Jagtiani flunked out of accounting school in London and took up driving taxis and cleaning hotel rooms to pay the bills and support a-bottle-of-whiskey-a-day habit. He then lost his entire family to illness in the span of one year. Just 21 and alone
in Bahrain with $6,000 of his and his family's savings, he took over the retail space his brother had leased before dying of cancer, and started selling baby products.This chain, famously called, Landmark, is now one of the most profit able retail groups in the Middle East.

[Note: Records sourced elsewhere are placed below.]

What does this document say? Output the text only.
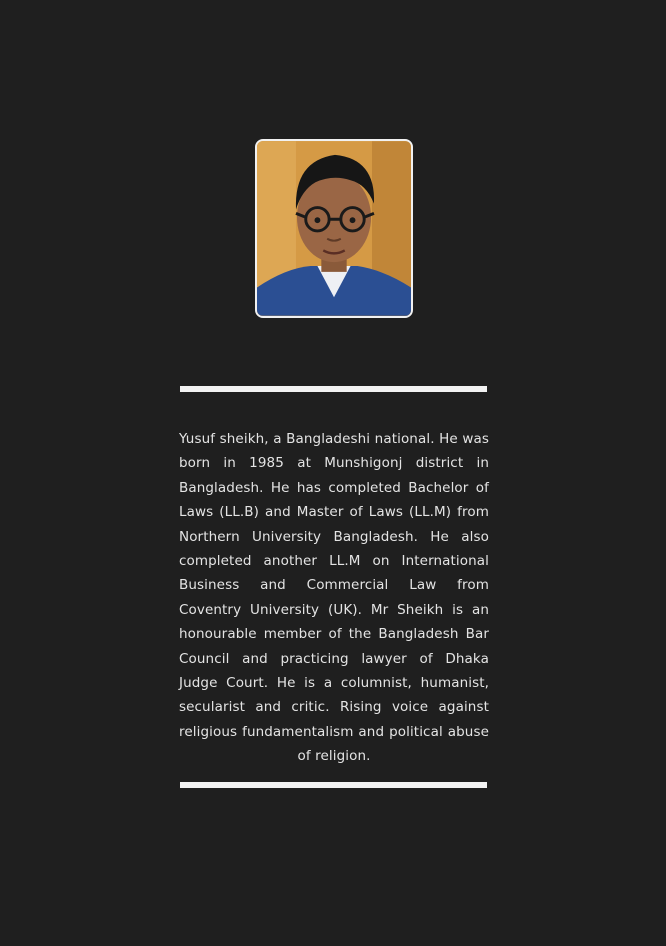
Yusuf sheikh, a Bangladeshi national. He was born in 1985 at Munshigonj district in Bangladesh. He has completed Bachelor of Laws (LL.B) and Master of Laws (LL.M) from Northern University Bangladesh. He also completed another LL.M on International Business and Commercial Law from Coventry University (UK). Mr Sheikh is an honourable member of the Bangladesh Bar Council and practicing lawyer of Dhaka Judge Court. He is a columnist, humanist, secularist and critic. Rising voice against religious fundamentalism and political abuse of religion.
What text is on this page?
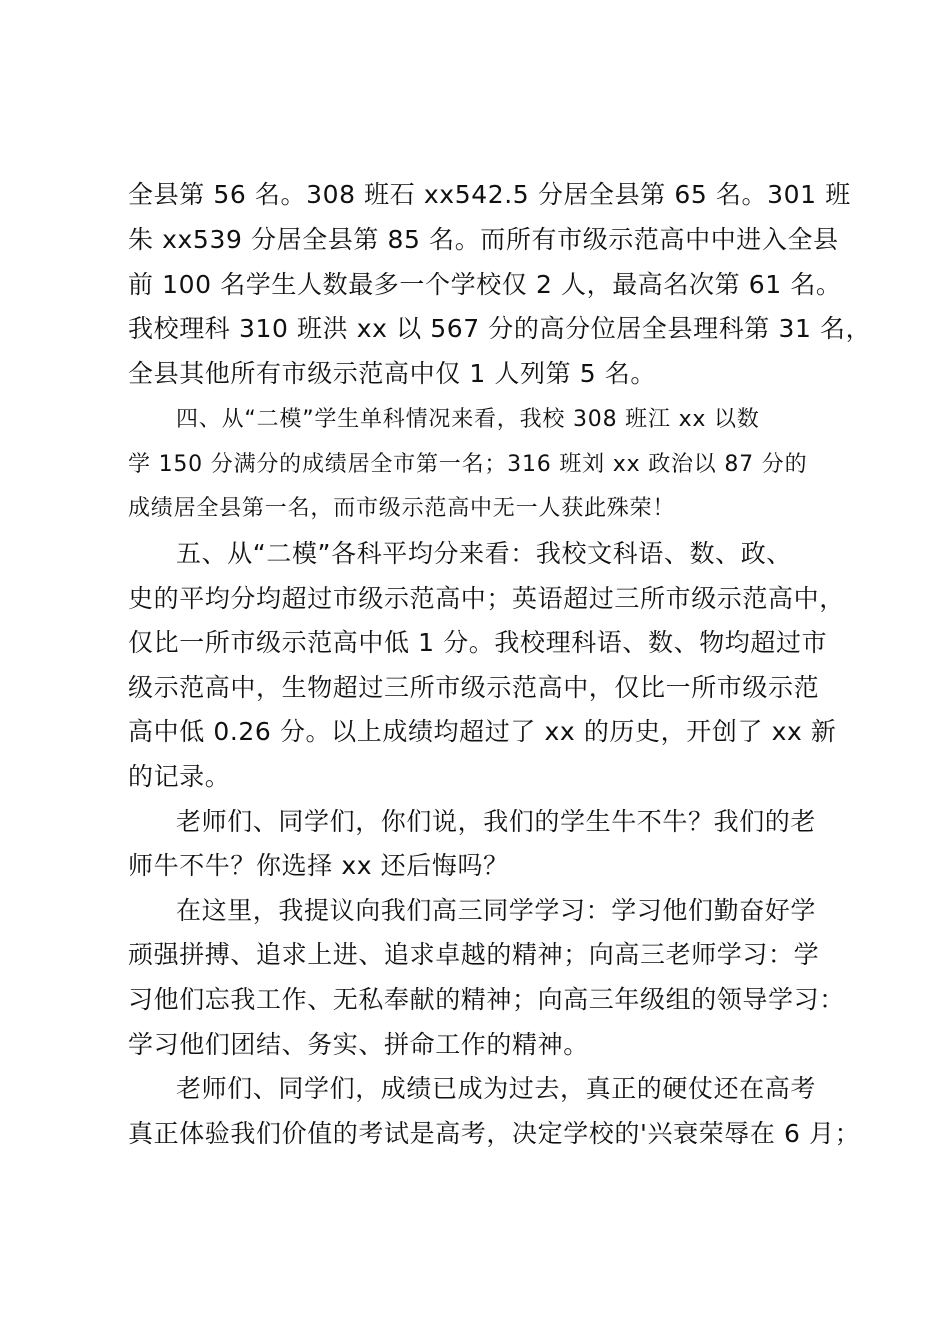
全县第 56 名。308 班石 xx542.5 分居全县第 65 名。301 班
朱 xx539 分居全县第 85 名。而所有市级示范高中中进入全县
前 100 名学生人数最多一个学校仅 2 人，最高名次第 61 名。
我校理科 310 班洪 xx 以 567 分的高分位居全县理科第 31 名，
全县其他所有市级示范高中仅 1 人列第 5 名。
四、从“二模”学生单科情况来看，我校 308 班江 xx 以数
学 150 分满分的成绩居全市第一名；316 班刘 xx 政治以 87 分的
成绩居全县第一名，而市级示范高中无一人获此殊荣！
五、从“二模”各科平均分来看：我校文科语、数、政、
史的平均分均超过市级示范高中；英语超过三所市级示范高中，
仅比一所市级示范高中低 1 分。我校理科语、数、物均超过市
级示范高中，生物超过三所市级示范高中，仅比一所市级示范
高中低 0.26 分。以上成绩均超过了 xx 的历史，开创了 xx 新
的记录。
老师们、同学们，你们说，我们的学生牛不牛？我们的老
师牛不牛？你选择 xx 还后悔吗？
在这里，我提议向我们高三同学学习：学习他们勤奋好学
顽强拼搏、追求上进、追求卓越的精神；向高三老师学习：学
习他们忘我工作、无私奉献的精神；向高三年级组的领导学习：
学习他们团结、务实、拼命工作的精神。
老师们、同学们，成绩已成为过去，真正的硬仗还在高考
真正体验我们价值的考试是高考，决定学校的'兴衰荣辱在 6 月；
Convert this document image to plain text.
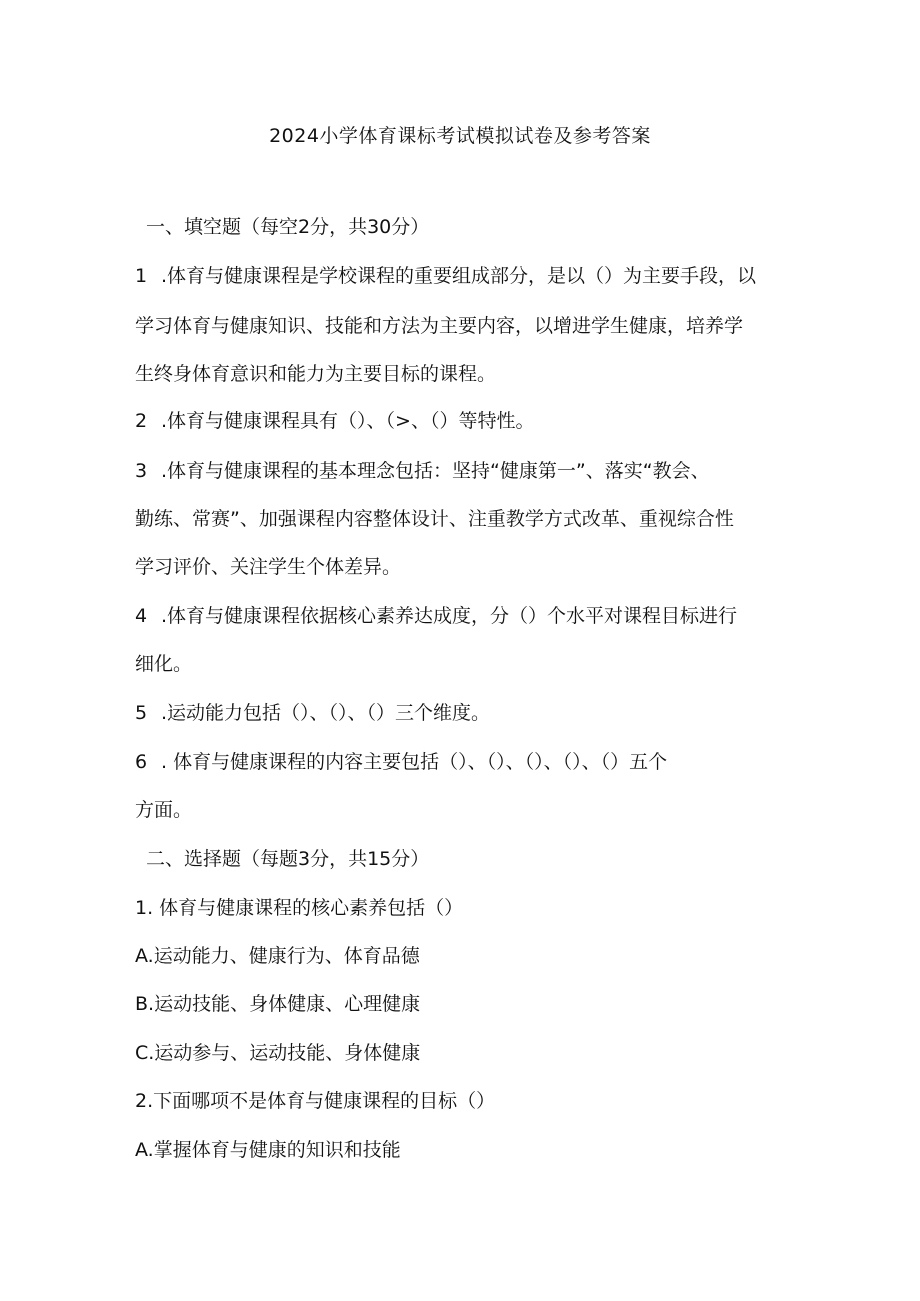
2024小学体育课标考试模拟试卷及参考答案
一、填空题（每空2分，共30分）
1 .体育与健康课程是学校课程的重要组成部分，是以（）为主要手段，以
学习体育与健康知识、技能和方法为主要内容，以增进学生健康，培养学
生终身体育意识和能力为主要目标的课程。
2 .体育与健康课程具有（）、（>、（）等特性。
3 .体育与健康课程的基本理念包括：坚持“健康第一”、落实“教会、
勤练、常赛”、加强课程内容整体设计、注重教学方式改革、重视综合性
学习评价、关注学生个体差异。
4 .体育与健康课程依据核心素养达成度，分（）个水平对课程目标进行
细化。
5 .运动能力包括（）、（）、（）三个维度。
6 . 体育与健康课程的内容主要包括（）、（）、（）、（）、（）五个
方面。
二、选择题（每题3分，共15分）
1. 体育与健康课程的核心素养包括（）
A.运动能力、健康行为、体育品德
B.运动技能、身体健康、心理健康
C.运动参与、运动技能、身体健康
2.下面哪项不是体育与健康课程的目标（）
A.掌握体育与健康的知识和技能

J K Rowling is the only writer in the billionaire's list. She moved to Portugal after the death of her mother from multiple sclerosis. She returned to the U.K. as a single mother and lived on welfare while finishing her first Harry Potter story. Now one of the world's most successful authors, she published the seventh and final installment of the boy wizard series last year. For the first time ever, the tally of the world's billionaires crossed into four figures, reaching 1,125. Americans still occupy 469 of the list's slots, but that's down two percentage points from last year. In total, Forbes identified 226 new billionaires, 70% of whom come from the U.S., Russia, China and India.